The objectors' appeal challenged multiple aspects of Facebook's revised $650 million deal resolving claims the social media giant breached the Illinois Biometric Information Privacy Act by using facial recognition technology without users' consent to fuel its photo tag suggestion feature.  After years of hotly contested litigation, the case was headed to a jury trial, but the parties struck an initial $550 million settlement in 2020, which class counsel hailed as the largest amount ever doled out to resolve a privacy-related lawsuit.

But Judge Donato tore into the initial proposal, which he noted gave users just 1.25%, or $300 at most, of what they could be entitled to under BIPA, even though the state statute comes with a $1,000-per-violation fine and a $5,000 enhancement for intentional or reckless violations.  At the time, Judge Donato told the parties that the enhancement appeared to be a potentially viable claim in light of the $5 billion fine Facebook agreed to pay the Federal Trade Commission in 2019 for violations of a 2012 consent decree over its privacy practices.

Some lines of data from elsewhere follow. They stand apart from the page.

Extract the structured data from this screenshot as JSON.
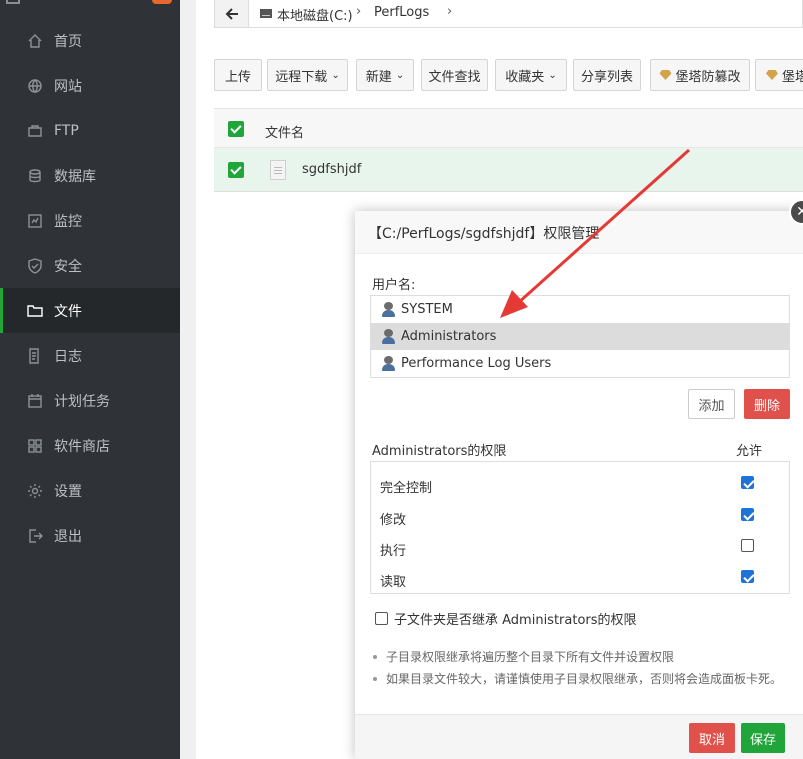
{
  "sidebar": {
    "items": [
      {
        "label": "首页",
        "icon": "home-icon"
      },
      {
        "label": "网站",
        "icon": "globe-icon"
      },
      {
        "label": "FTP",
        "icon": "ftp-icon"
      },
      {
        "label": "数据库",
        "icon": "database-icon"
      },
      {
        "label": "监控",
        "icon": "monitor-icon"
      },
      {
        "label": "安全",
        "icon": "shield-icon"
      },
      {
        "label": "文件",
        "icon": "folder-icon",
        "active": true
      },
      {
        "label": "日志",
        "icon": "log-icon"
      },
      {
        "label": "计划任务",
        "icon": "calendar-icon"
      },
      {
        "label": "软件商店",
        "icon": "apps-icon"
      },
      {
        "label": "设置",
        "icon": "gear-icon"
      },
      {
        "label": "退出",
        "icon": "logout-icon"
      }
    ]
  },
  "pathbar": {
    "crumbs": [
      "本地磁盘(C:)",
      "PerfLogs"
    ]
  },
  "toolbar": {
    "upload": "上传",
    "remote_download": "远程下载",
    "new": "新建",
    "file_search": "文件查找",
    "favorites": "收藏夹",
    "share_list": "分享列表",
    "tamper_proof": "堡塔防篡改",
    "tamper_proof_2": "堡塔"
  },
  "file_table": {
    "header": "文件名",
    "rows": [
      {
        "name": "sgdfshjdf",
        "checked": true
      }
    ]
  },
  "dialog": {
    "title": "【C:/PerfLogs/sgdfshjdf】权限管理",
    "username_label": "用户名:",
    "users": [
      {
        "name": "SYSTEM",
        "selected": false
      },
      {
        "name": "Administrators",
        "selected": true
      },
      {
        "name": "Performance Log Users",
        "selected": false
      }
    ],
    "add_button": "添加",
    "delete_button": "删除",
    "perm_title": "Administrators的权限",
    "allow_label": "允许",
    "permissions": [
      {
        "name": "完全控制",
        "allowed": true
      },
      {
        "name": "修改",
        "allowed": true
      },
      {
        "name": "执行",
        "allowed": false
      },
      {
        "name": "读取",
        "allowed": true
      }
    ],
    "inherit_label": "子文件夹是否继承 Administrators的权限",
    "inherit_checked": false,
    "notes": [
      "子目录权限继承将遍历整个目录下所有文件并设置权限",
      "如果目录文件较大，请谨慎使用子目录权限继承，否则将会造成面板卡死。"
    ],
    "cancel_button": "取消",
    "save_button": "保存"
  },
  "colors": {
    "sidebar_bg": "#2f3337",
    "accent_green": "#20a53a",
    "danger_red": "#e0514b",
    "arrow_red": "#e53935"
  }
}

Roughly a month later, the parties filed a motion asking the judge to preliminarily approve a revised $650 million deal, which attempted to address Judge Donato's concerns by narrowing the release provision and increasing class members' potential recoveries to up to $400.  At the time, class counsel said it would seek up to $110 million in fees plus expenses based on the initial settlement amount.

In February 2021, Judge Donato signed off on the revised deal, calling it a "landmark result," but trimmed the $110 million requested attorney fees to $97.5 million, which reflected a 15% portion of the settlement.  He also slashed the requested incentive awards to three class representatives from $7,500 each to $5,000 each.